Given n points in the plane. Let's say that a point at coordinate (x1,y1) dominates another point (x2,y2) if x1 ≤ x2 and y1 ≤ y2.
We try, for each point p, to compute the number of points that p dominated them. How we can use Divide and conquer approach to this problem to solve it in O(n log n)?
I think as follow, we sort points by x coordinate then according to the middle point, we split points into two sections, now at this step, I get stuck.
Sort the given points using any nlogn sorting algo(quick sort or merge-sort). where the comparison function takes both x and y into account. Now, since we have sorted list/array, we can do a binary search on this sorted array to find the position of the input point. Now, we have the position in sorted array, all the points below this position is what we needed. If you are using array as your data-structure , due to one-off nature, the position is your answer.

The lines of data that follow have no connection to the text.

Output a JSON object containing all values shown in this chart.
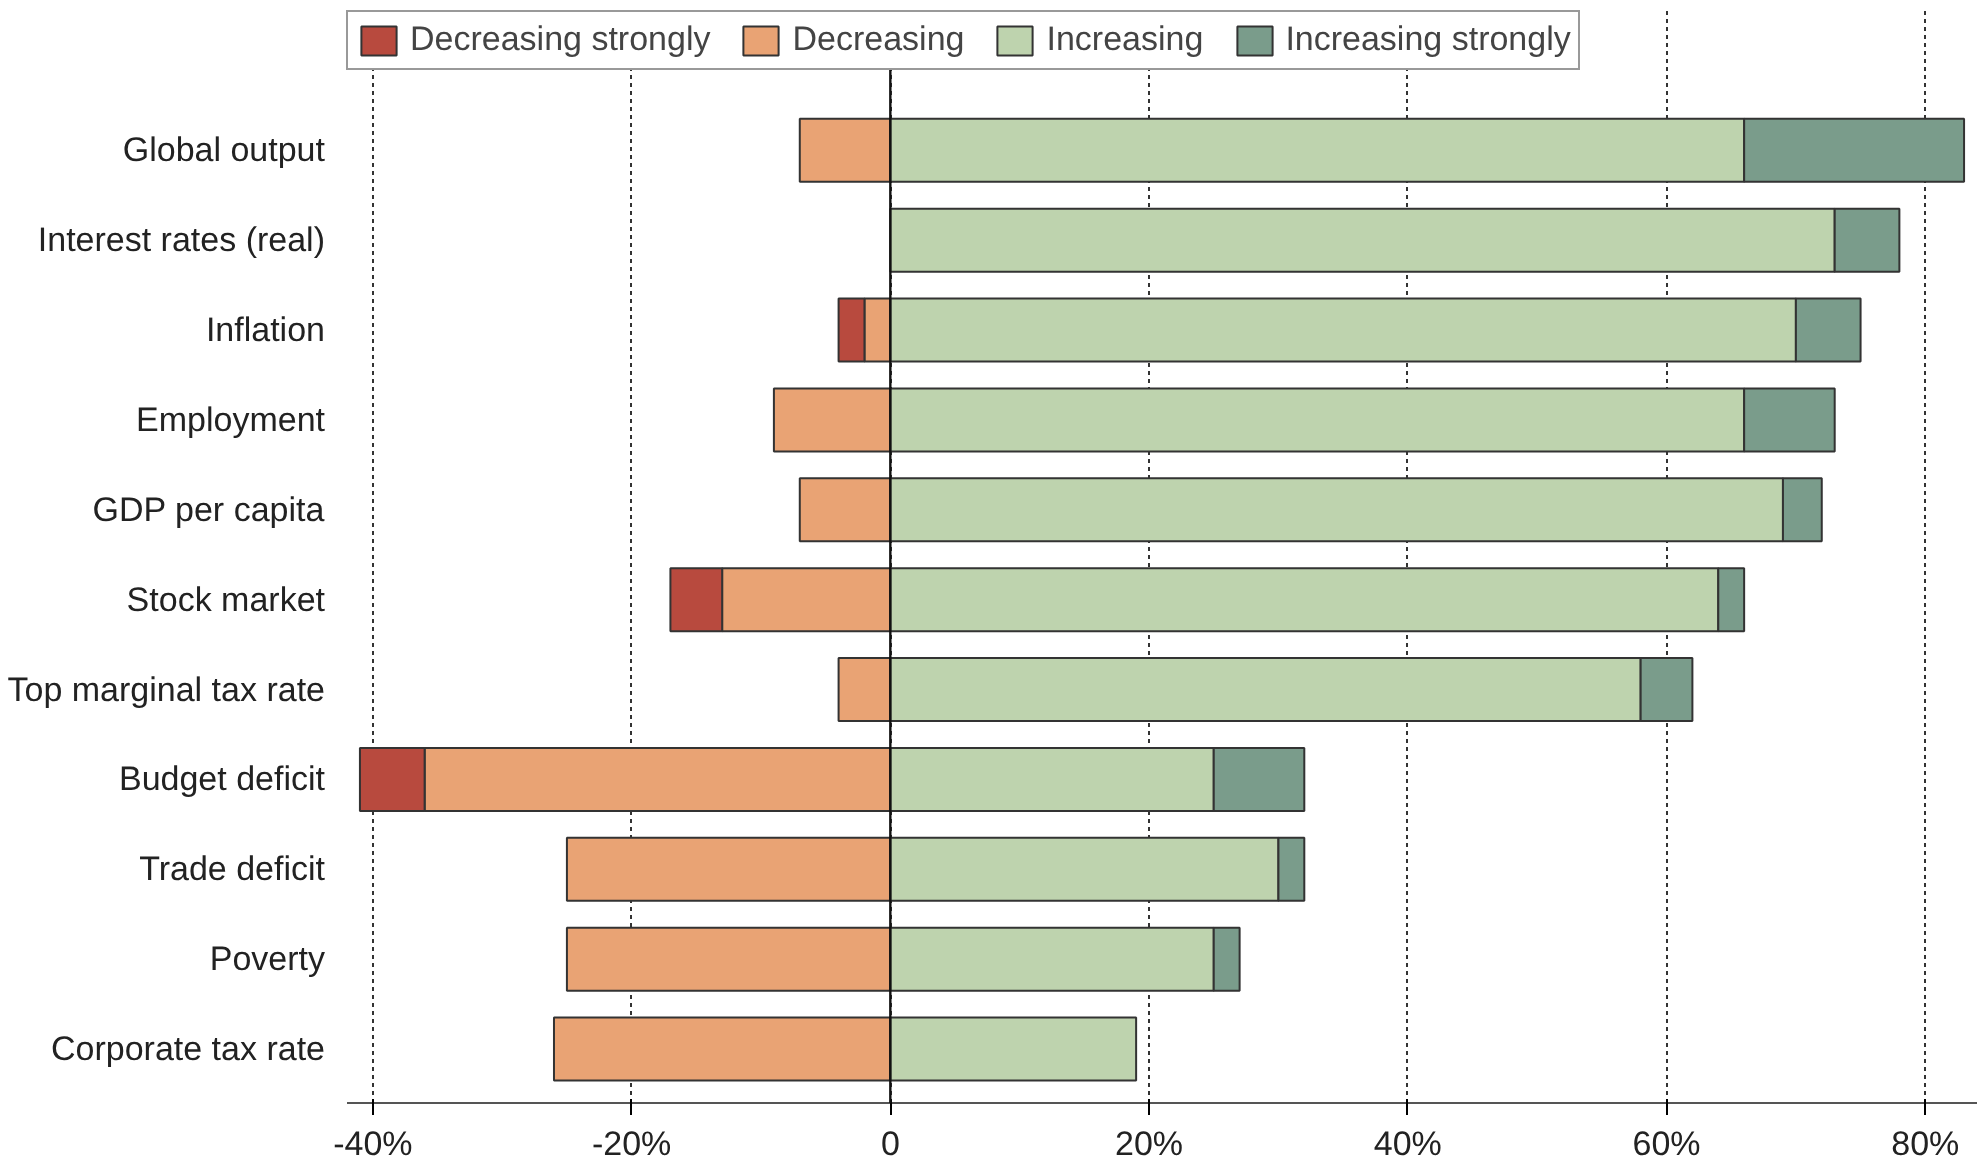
{
  "chart_data": {
    "type": "bar",
    "orientation": "horizontal",
    "stacked": true,
    "categories": [
      "Global output",
      "Interest rates (real)",
      "Inflation",
      "Employment",
      "GDP per capita",
      "Stock market",
      "Top marginal tax rate",
      "Budget deficit",
      "Trade deficit",
      "Poverty",
      "Corporate tax rate"
    ],
    "series": [
      {
        "name": "Decreasing",
        "color": "#e9a374",
        "values": [
          -7,
          null,
          -2,
          -9,
          -7,
          -13,
          -4,
          -36,
          -25,
          -25,
          -26
        ]
      },
      {
        "name": "Decreasing strongly",
        "color": "#b84a3e",
        "values": [
          null,
          null,
          -2,
          null,
          null,
          -4,
          null,
          -5,
          null,
          null,
          null
        ]
      },
      {
        "name": "Increasing",
        "color": "#bed3ae",
        "values": [
          66,
          73,
          70,
          66,
          69,
          64,
          58,
          25,
          30,
          25,
          19
        ]
      },
      {
        "name": "Increasing strongly",
        "color": "#7a9c8b",
        "values": [
          17,
          5,
          5,
          7,
          3,
          2,
          4,
          7,
          2,
          2,
          null
        ]
      }
    ],
    "xlim": [
      -42,
      84
    ],
    "xticks": [
      {
        "value": -40,
        "label": "-40%"
      },
      {
        "value": -20,
        "label": "-20%"
      },
      0,
      {
        "value": 20,
        "label": "20%"
      },
      {
        "value": 40,
        "label": "40%"
      },
      {
        "value": 60,
        "label": "60%"
      },
      {
        "value": 80,
        "label": "80%"
      }
    ],
    "grid": "x",
    "legend": "top"
  }
}
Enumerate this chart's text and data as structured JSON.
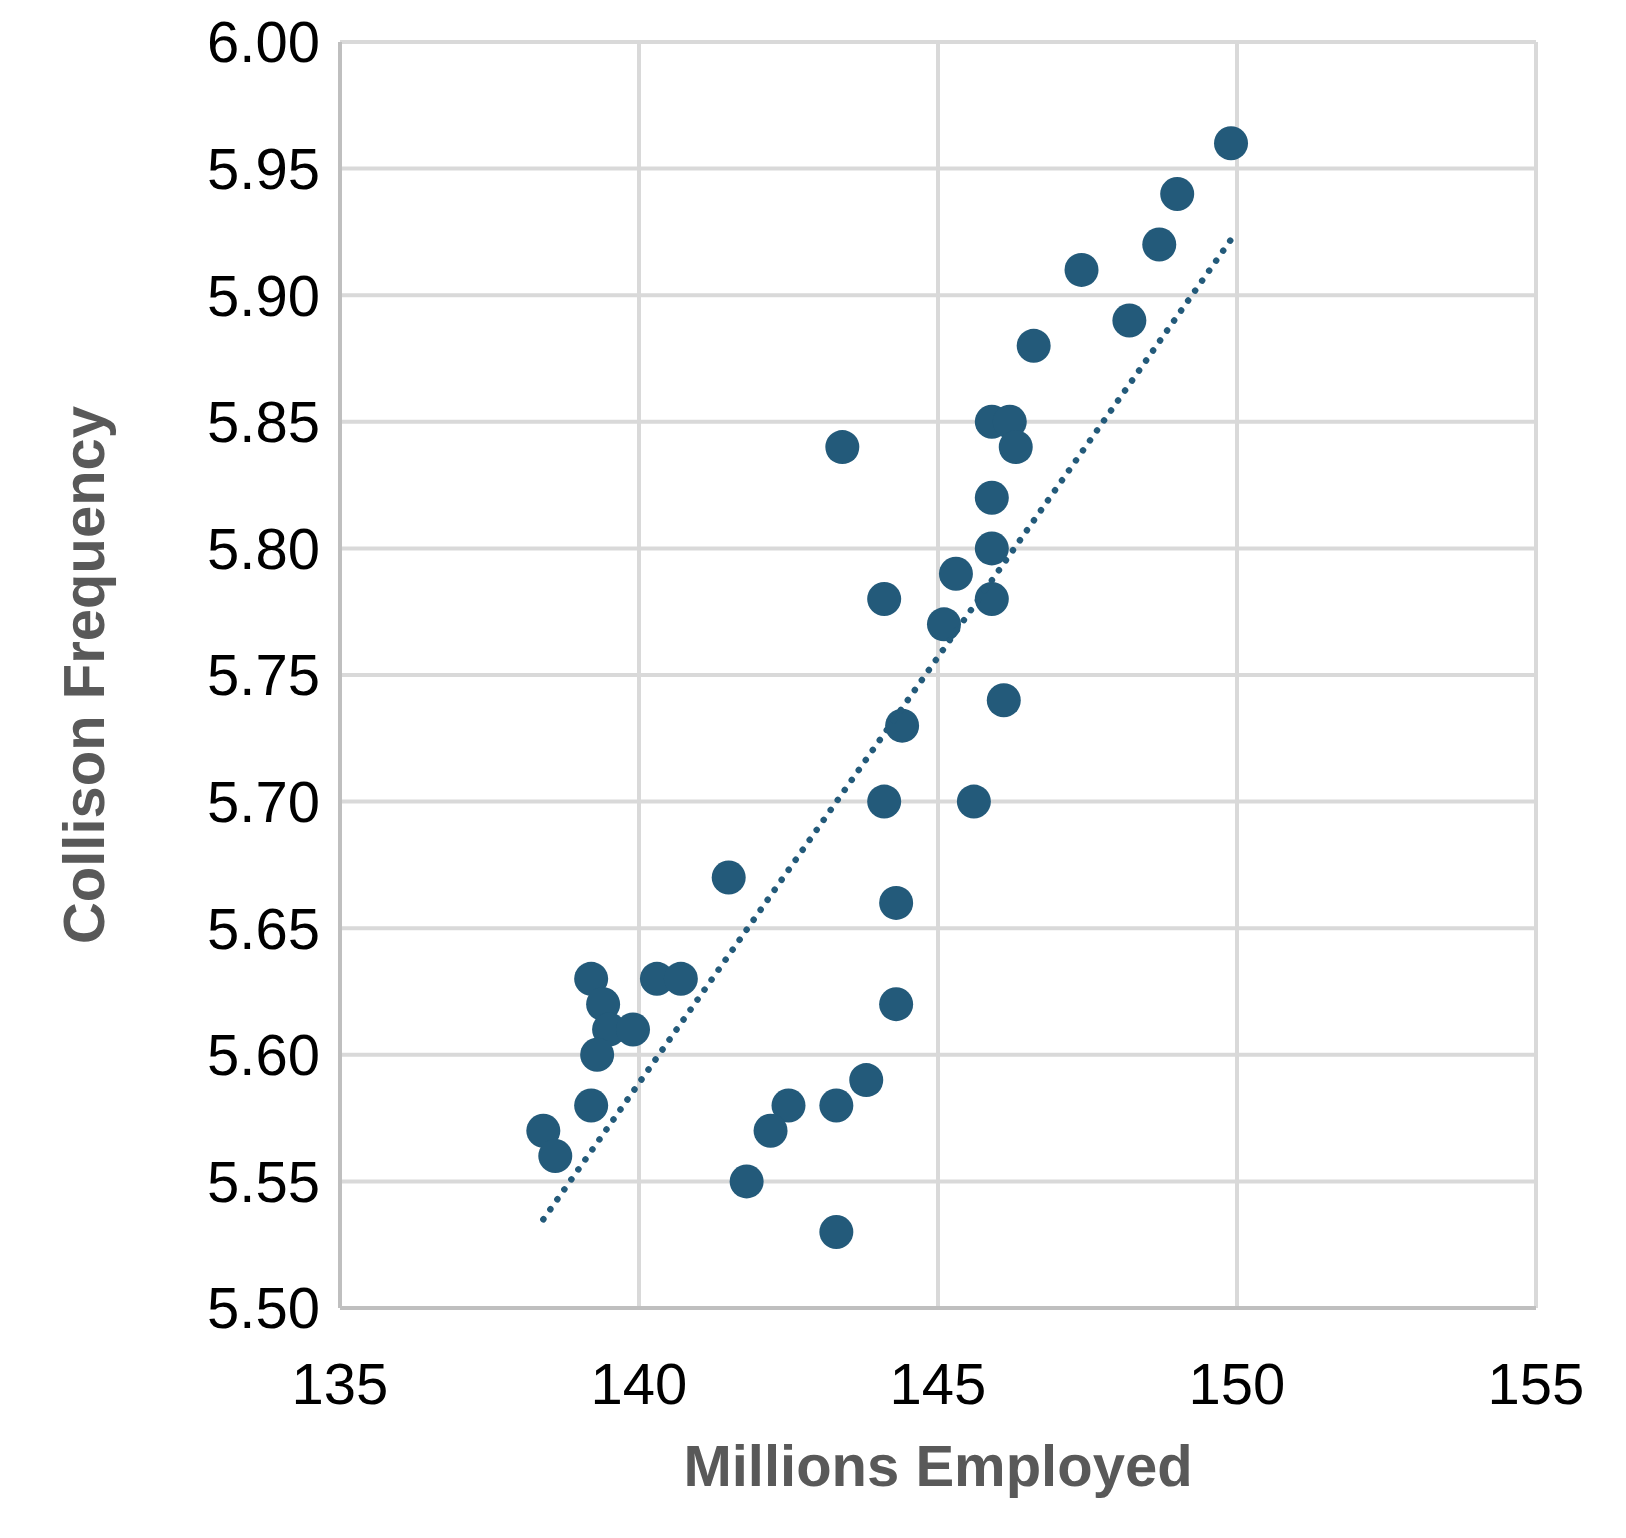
{
  "chart_data": {
    "type": "scatter",
    "xlabel": "Millions Employed",
    "ylabel": "Collison Frequency",
    "xlim": [
      135,
      155
    ],
    "xticks": [
      135,
      140,
      145,
      150,
      155
    ],
    "ylim": [
      5.5,
      6.0
    ],
    "yticks": [
      {
        "value": 5.5,
        "label": "5.50"
      },
      {
        "value": 5.55,
        "label": "5.55"
      },
      {
        "value": 5.6,
        "label": "5.60"
      },
      {
        "value": 5.65,
        "label": "5.65"
      },
      {
        "value": 5.7,
        "label": "5.70"
      },
      {
        "value": 5.75,
        "label": "5.75"
      },
      {
        "value": 5.8,
        "label": "5.80"
      },
      {
        "value": 5.85,
        "label": "5.85"
      },
      {
        "value": 5.9,
        "label": "5.90"
      },
      {
        "value": 5.95,
        "label": "5.95"
      },
      {
        "value": 6.0,
        "label": "6.00"
      }
    ],
    "grid": true,
    "series": [
      {
        "color": "#235a7a",
        "marker": "circle",
        "x": [
          149.9,
          149.0,
          148.7,
          147.4,
          148.2,
          146.6,
          145.9,
          146.2,
          146.3,
          143.4,
          145.9,
          145.9,
          145.3,
          144.1,
          145.9,
          145.1,
          146.1,
          144.4,
          144.1,
          145.6,
          141.5,
          144.3,
          139.2,
          140.3,
          140.7,
          139.4,
          144.3,
          139.5,
          139.9,
          139.3,
          143.8,
          139.2,
          142.5,
          143.3,
          138.4,
          142.2,
          138.6,
          141.8,
          143.3
        ],
        "values": [
          5.96,
          5.94,
          5.92,
          5.91,
          5.89,
          5.88,
          5.85,
          5.85,
          5.84,
          5.84,
          5.82,
          5.8,
          5.79,
          5.78,
          5.78,
          5.77,
          5.74,
          5.73,
          5.7,
          5.7,
          5.67,
          5.66,
          5.63,
          5.63,
          5.63,
          5.62,
          5.62,
          5.61,
          5.61,
          5.6,
          5.59,
          5.58,
          5.58,
          5.58,
          5.57,
          5.57,
          5.56,
          5.55,
          5.53
        ]
      },
      {
        "type": "line",
        "color": "#235a7a",
        "line_style": "dotted",
        "marker": "none",
        "x": [
          138.4,
          149.9
        ],
        "values": [
          5.535,
          5.922
        ]
      }
    ]
  }
}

Time complexity:- Sorting takes n * log n Binary search takes log n Returning the position is 0(1).
Total = n * log n + log n + 1
When compared to n * logn, (log n + 1) is just a constant and this constant becomes relatively very small for a very large data-set. So, your overall complexity is still n * log n.
For example let us say the number of data point is 100. Then, 100 * log (100) = 200. (Taking base as 10). log(100) + (100 * log(100)) = 202.
You see, the additional log(n) makes the time complexity from 200 to 202. Hence, for a really large dataset, you can safely ignore the addition of log(n) as just a constant.